The M10 was used by British, Free French, American and in small numbers Soviet forces. The British modified the M10 to carry a 17pdr anti-tank gun, to make up for the ever increasing armour on German vehicles. With nearly 6500 being built between 1942 and 1943, The M10 served until the end of the war, in spite of its growing obsolescence.
America’s most decorated soldier, 1st lieutenant Audie Murphy was awarded his Medal of Honour for his part in the battle of the Colmar Pocket in early 1945. In the face of a German counter attack Murphy took up position on the back of a burning and abandoned M10, using the vehicle’s .50 machine gun to disrupt and destroy the enemy infantry attack, whilst simultaneously utilising his field telephone to call in artillery support on the German forces, Murphy had ordered his men to cover at the start of the German attack whilst he single handedly held off the assault, only breaking off his defence once out of ammunition for the .50. Suffering a wound to his leg he re-joined his men, and led them in a counter attack which broke the German offensive.
The M10 in Bolt Action
The M10 is an armour 8+ open topped tank, with a heavy anti-tank gun, that appears in both the British and American army books. At 170 points at Regular, with an optional 25 point HMG, the M10 is a great value way to get a mobile, heavy anti-tank gun into your army without the expense of an up gunned Sherman, or the frailty of an M18. British forces especially are lacking heavy anti-tank assets, as they tend to have more Super Heavy AT, which can be excessive for most targets and eat a lot of points.
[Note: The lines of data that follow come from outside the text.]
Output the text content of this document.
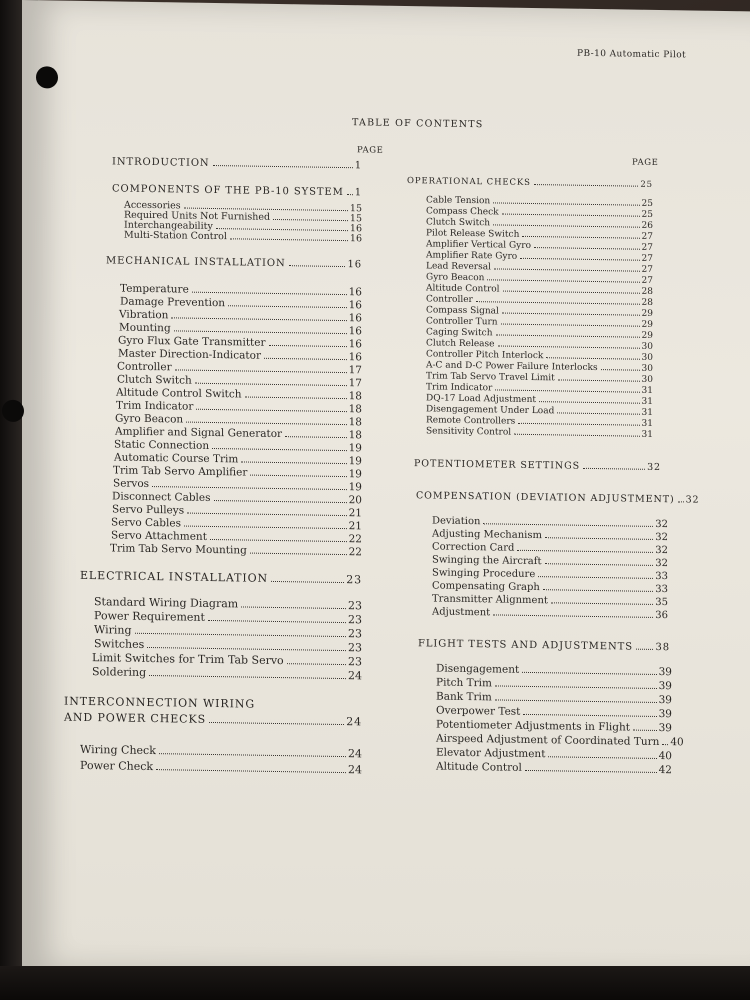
PB-10 Automatic Pilot
TABLE OF CONTENTS
PAGE
PAGE
INTRODUCTION	1
COMPONENTS OF THE PB-10 SYSTEM 1
Accessories	15
Required Units Not Furnished	15
Interchangeability	16
Multi-Station Control	16
MECHANICAL INSTALLATION	16
Temperature	16
Damage Prevention	16
Vibration	16
Mounting	16
Gyro Flux Gate Transmitter	16
Master Direction-Indicator	16
Controller	17
Clutch Switch	17
Altitude Control Switch	18
Trim Indicator	18
Gyro Beacon	18
Amplifier and Signal Generator	18
Static Connection	19
Automatic Course Trim	19
Trim Tab Servo Amplifier	19
Servos	19
Disconnect Cables	20
Servo Pulleys	21
Servo Cables	21
Servo Attachment	22
Trim Tab Servo Mounting	22
ELECTRICAL INSTALLATION	23
Standard Wiring Diagram	23
Power Requirement	23
Wiring	23
Switches	23
Limit Switches for Trim Tab Servo	23
Soldering	24
INTERCONNECTION WIRING
AND POWER CHECKS	24
Wiring Check	24
Power Check	24
OPERATIONAL CHECKS	25
Cable Tension	25
Compass Check	25
Clutch Switch	26
Pilot Release Switch	27
Amplifier Vertical Gyro	27
Amplifier Rate Gyro	27
Lead Reversal	27
Gyro Beacon	27
Altitude Control	28
Controller	28
Compass Signal	29
Controller Turn	29
Caging Switch	29
Clutch Release	30
Controller Pitch Interlock	30
A-C and D-C Power Failure Interlocks	30
Trim Tab Servo Travel Limit	30
Trim Indicator	31
DQ-17 Load Adjustment	31
Disengagement Under Load	31
Remote Controllers	31
Sensitivity Control	31
POTENTIOMETER SETTINGS	32
COMPENSATION (DEVIATION ADJUSTMENT) 32
Deviation	32
Adjusting Mechanism	32
Correction Card	32
Swinging the Aircraft	32
Swinging Procedure	33
Compensating Graph	33
Transmitter Alignment	35
Adjustment	36
FLIGHT TESTS AND ADJUSTMENTS 38
Disengagement	39
Pitch Trim	39
Bank Trim	39
Overpower Test	39
Potentiometer Adjustments in Flight	39
Airspeed Adjustment of Coordinated Turn 40
Elevator Adjustment	40
Altitude Control	42
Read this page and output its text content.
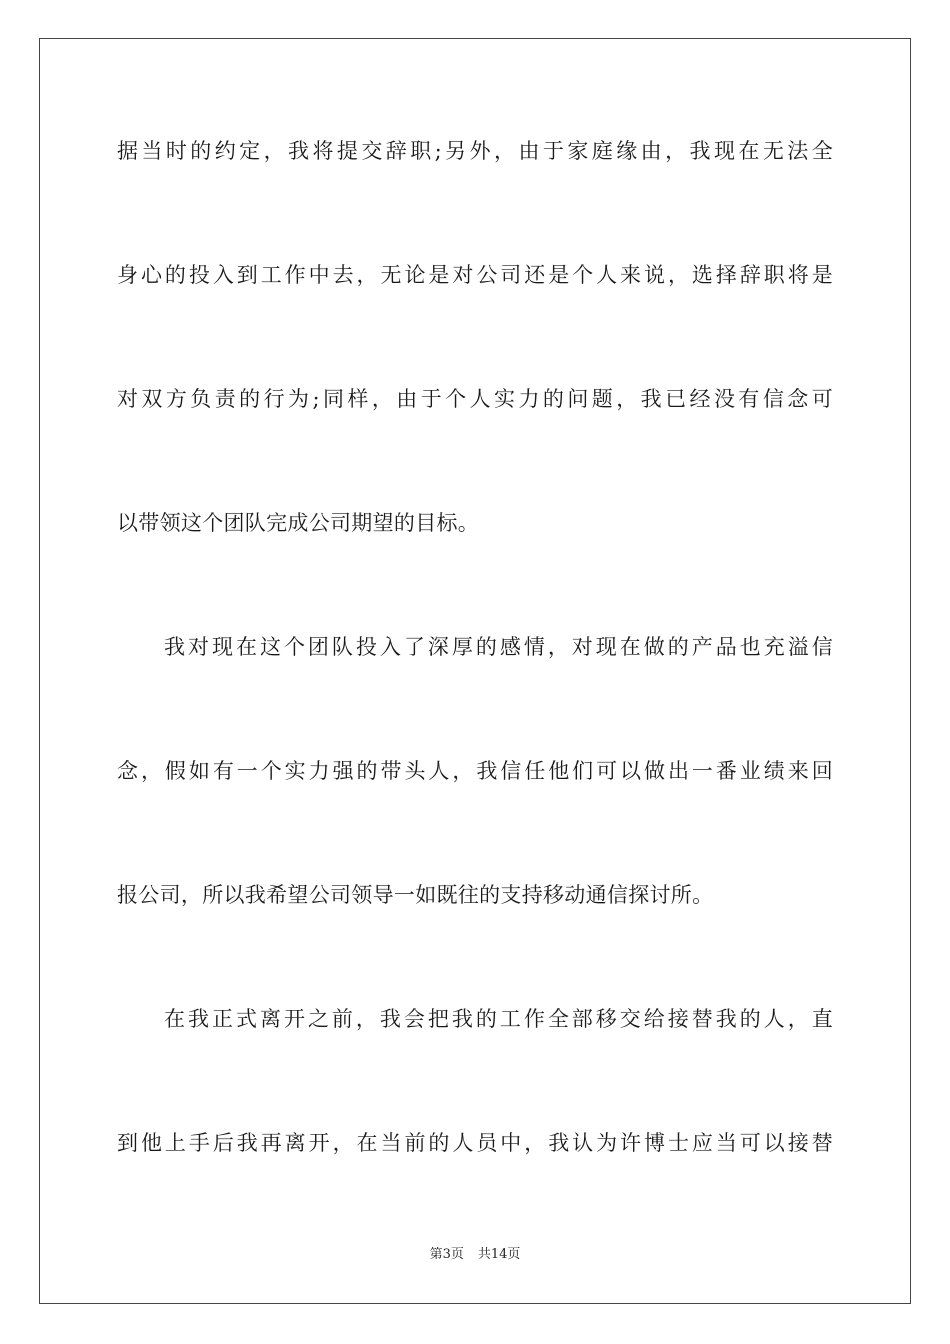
据当时的约定，我将提交辞职;另外，由于家庭缘由，我现在无法全
身心的投入到工作中去，无论是对公司还是个人来说，选择辞职将是
对双方负责的行为;同样，由于个人实力的问题，我已经没有信念可
以带领这个团队完成公司期望的目标。
我对现在这个团队投入了深厚的感情，对现在做的产品也充溢信
念，假如有一个实力强的带头人，我信任他们可以做出一番业绩来回
报公司，所以我希望公司领导一如既往的支持移动通信探讨所。
在我正式离开之前，我会把我的工作全部移交给接替我的人，直
到他上手后我再离开，在当前的人员中，我认为许博士应当可以接替
第3页 共14页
Tactically the M10 is best utilised like most tank destroyers, by positioning in the best cover available in a position that doesn’t require it to move too much. Just be wary of mortars, as even a medium mortar can really ruin your day thanks to the open top. If one starts to range in it’s almost always best to move as soon as you can.
As ever, the heavy AT allows you to damage any enemy armour, and keeping your M10 in reserve allows you to bring it on to outflank, and punch right through opposing side armour.
Finally, the model of the M10 is stunning, and in my opinion forms a fantastic centre piece to a US or British force, and can be painted in a fairly wide range of colours beyond the standard Olive Drab, with examples in Tunisia and Italy especially seeing disruptive patterns applied in sand and brown tones, whilst vehicles in northern Europe could be seen with black stripes added, and Free French vehicles had some truly spectacular markings applied to them in the form of recognition and squadron markings.